Building on Windows from scratch

Geert Janssens janssens-geert at telenet.be
Sat Dec 21 09:44:51 EST 2013


On Friday 20 December 2013 18:34:50 Gary Bilkus wrote:
> Hi Geert,
> 
> If you're already well into solving the problem, I'd be very happy to
> try and help with that effort. I will take a look at your repository
> at some point during the next few days.
 
> Would you expect this to work under 64 bit versions of Windows, or are
> the other comments about this still relevant? I must say I'm a bit
> confused that some replies, like that from Christian suggest that it
> should just work under the right Windows, whereas you're implying it
> doesn't, presumably at least partly because the various needed
> repositories are out of sync with the instructions.
 
> Have I understood correctly.
> 
> Thanks,
> 
> Gary

Hi Gary,

I wouldn't say my work is solving "the" problem. And I didn't mean to suggest that building on 
Windows currently is not working right. I meant to convey it's more difficult than it should be. I 
presume just like Christian and Derek that the biggest hurdle is that the documentation didn't 
keep up with changing external dependencies (eg, which files to download from where to get 
started). I have a working test setup myself on a Windows XP machine for example.

Yet my observation was that it is currently more complicated than needed to build gnucash from 
scratch on Windows and I'm looking at various things that can be done to improve this.

One is to make bootstrapping as easy as possible. Requiring lots of manual steps only to start 
will scare away interested people.

Another issue is that we currently depend on a mingw configuration that's fairly old. Mingw has 
restructured its downloads, so our documentation has several stale links (as you have 
experienced yourself).

Not to mention that a more recent mingw environment solves a number of issues compared to 
the old one. It may introduce new issues as well, so before really switching we obviously should 
run lots of tests.

An example of an improvement in mingw is that it now comes with a package manager. It has 
its limitations, but if used correctly it simplifies our own dependency management for core 
dependencies, again making development on Windows less challenging for newcomers.

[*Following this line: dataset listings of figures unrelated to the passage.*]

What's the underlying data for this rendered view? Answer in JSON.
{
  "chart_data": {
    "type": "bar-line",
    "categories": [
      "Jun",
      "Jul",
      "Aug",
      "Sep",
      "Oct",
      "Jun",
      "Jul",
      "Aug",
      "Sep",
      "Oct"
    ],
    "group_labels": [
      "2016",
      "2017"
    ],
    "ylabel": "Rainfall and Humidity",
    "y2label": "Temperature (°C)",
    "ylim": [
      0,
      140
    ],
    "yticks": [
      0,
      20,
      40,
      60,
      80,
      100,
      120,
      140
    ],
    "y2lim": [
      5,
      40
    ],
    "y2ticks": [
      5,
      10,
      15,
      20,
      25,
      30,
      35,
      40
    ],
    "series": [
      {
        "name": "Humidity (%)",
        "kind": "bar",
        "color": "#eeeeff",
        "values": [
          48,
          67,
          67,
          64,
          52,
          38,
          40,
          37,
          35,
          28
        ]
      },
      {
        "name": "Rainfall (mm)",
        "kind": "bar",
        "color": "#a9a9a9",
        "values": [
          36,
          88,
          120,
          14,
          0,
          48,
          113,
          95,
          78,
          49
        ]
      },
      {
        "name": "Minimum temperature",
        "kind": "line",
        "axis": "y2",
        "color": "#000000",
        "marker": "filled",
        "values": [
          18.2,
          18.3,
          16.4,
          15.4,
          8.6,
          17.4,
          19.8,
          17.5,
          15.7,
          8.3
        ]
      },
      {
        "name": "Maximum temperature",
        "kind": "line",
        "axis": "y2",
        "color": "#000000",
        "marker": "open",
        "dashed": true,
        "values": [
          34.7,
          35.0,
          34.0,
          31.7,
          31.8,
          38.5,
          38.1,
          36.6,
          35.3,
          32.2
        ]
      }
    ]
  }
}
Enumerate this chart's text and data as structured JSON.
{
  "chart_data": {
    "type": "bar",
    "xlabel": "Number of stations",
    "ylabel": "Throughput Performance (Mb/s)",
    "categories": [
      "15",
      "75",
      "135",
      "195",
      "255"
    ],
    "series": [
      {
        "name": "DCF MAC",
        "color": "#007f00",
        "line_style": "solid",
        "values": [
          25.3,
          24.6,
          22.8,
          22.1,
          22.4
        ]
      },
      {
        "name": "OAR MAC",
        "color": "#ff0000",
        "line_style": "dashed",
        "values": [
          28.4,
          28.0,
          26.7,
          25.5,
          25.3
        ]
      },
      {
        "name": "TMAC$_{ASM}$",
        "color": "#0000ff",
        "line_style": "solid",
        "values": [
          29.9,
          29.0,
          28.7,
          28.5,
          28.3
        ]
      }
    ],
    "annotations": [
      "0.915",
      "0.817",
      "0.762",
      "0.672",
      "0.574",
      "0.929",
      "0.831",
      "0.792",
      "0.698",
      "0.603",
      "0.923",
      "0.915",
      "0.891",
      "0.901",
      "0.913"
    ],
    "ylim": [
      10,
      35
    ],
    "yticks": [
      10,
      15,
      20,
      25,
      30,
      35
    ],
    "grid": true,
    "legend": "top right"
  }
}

Specifically to your current difficulty to get things running on Windows 7 64bit, it may be that 
the 64bit part is interfering. I don't know because I don't have the environment to test it. It's 
true that standard mingw is 32 bit only. On the other hand it may also be that the current build 
system assumes permissions to do certain things it actually no longer has on Windows 7. We will 
figure this all out as we progress with the rewrite of the Windows build scripts.